Italo Calvino, The Art of Fiction No. 130

Interviewed by William Weaver and Damien Pettigrew in The Paris Review 1992:

Italo-CalvinoUpon hearing of Italo Calvino’s death in September of 1985, John Updike commented, “Calvino was a genial as well as brilliant writer. He took fiction into new places where it had never been before, and back into the fabulous and ancient sources of narrative.” At that time Calvino was the preeminent Italian writer, the influence of his fantastic novels and stories reaching far beyond the Mediterranean. Two years before, The Paris Review had commissioned a Writers at Work interview with Calvino to be conducted by William Weaver, his longtime English translator. It was never completed, though Weaver later rewrote his introduction as a remembrance. Still later, The Paris Review purchased transcripts of a videotaped interview with Calvino (produced and directed by Damien Pettigrew and Gaspard Di Caro) and a memoir by Pietro Citati, the Italian critic.

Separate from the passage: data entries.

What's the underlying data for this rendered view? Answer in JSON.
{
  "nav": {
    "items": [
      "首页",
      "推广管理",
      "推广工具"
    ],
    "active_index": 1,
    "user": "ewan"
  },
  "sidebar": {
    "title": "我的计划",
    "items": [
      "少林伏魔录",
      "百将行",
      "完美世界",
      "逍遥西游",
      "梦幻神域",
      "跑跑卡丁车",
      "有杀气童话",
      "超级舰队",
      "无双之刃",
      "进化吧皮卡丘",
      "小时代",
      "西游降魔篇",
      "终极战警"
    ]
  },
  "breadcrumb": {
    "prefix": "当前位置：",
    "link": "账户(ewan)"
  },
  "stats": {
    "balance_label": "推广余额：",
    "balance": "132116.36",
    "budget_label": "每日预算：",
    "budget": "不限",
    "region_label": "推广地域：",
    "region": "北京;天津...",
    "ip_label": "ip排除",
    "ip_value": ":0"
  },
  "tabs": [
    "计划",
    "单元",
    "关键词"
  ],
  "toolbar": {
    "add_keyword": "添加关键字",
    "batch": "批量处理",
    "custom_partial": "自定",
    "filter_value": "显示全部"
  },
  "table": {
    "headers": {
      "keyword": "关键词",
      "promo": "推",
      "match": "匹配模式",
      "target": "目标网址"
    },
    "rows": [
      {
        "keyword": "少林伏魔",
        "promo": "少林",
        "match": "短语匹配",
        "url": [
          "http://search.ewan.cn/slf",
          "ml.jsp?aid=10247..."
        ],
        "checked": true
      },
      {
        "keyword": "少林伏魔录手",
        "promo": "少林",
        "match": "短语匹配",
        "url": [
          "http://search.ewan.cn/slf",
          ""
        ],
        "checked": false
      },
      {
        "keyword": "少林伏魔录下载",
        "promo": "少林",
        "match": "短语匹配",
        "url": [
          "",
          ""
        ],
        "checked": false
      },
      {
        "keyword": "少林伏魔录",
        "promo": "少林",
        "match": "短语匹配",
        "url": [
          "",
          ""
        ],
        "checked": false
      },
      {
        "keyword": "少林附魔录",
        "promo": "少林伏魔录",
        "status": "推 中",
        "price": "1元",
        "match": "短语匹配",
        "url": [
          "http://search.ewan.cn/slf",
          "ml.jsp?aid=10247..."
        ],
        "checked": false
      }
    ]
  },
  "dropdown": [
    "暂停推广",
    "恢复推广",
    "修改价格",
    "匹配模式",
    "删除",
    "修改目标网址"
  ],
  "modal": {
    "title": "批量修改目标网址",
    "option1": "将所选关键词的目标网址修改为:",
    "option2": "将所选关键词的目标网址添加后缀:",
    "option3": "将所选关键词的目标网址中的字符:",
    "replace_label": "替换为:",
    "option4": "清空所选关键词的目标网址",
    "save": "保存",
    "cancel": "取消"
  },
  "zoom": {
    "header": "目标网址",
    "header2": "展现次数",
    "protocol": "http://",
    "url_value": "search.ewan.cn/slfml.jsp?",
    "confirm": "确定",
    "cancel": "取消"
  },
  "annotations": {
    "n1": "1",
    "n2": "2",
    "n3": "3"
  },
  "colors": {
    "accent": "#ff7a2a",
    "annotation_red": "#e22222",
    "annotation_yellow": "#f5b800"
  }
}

What follows—these three selections and a transcript of Calvino’s thoughts before being interviewed—is a collage, an oblique portrait.

Rowan Gaither, 1992

Thoughts Before an Interview

Every morning I tell myself, Today has to be productive—and then something happens that prevents me from writing. Today . . . what is there that I have to do today? Oh yes, they are supposed to come interview me. I am afraid my novel will not move one single step forward. Something always happens. Each morning I already know I will be able to waste the whole day. There is always something to do: go to the bank, the post office, pay some bills . . . always some bureaucratic tangle I have to deal with. While I am out I also do errands such as the daily shopping: buying bread, meat, or fruit. First thing, I buy newspapers. Once one has bought them, one starts reading as soon as one is back home—or at least looking at the headlines to persuade oneself that there is nothing worth reading. Every day I tell myself that reading newspapers is a waste of time, but then . . . I cannot do without them. They are like a drug. In short, only in the afternoon do I sit at my desk, which is always submerged in letters that have been awaiting answers for I do not even know how long, and that is another obstacle to be overcome.

Eventually I get down to writing and then the real problems begin.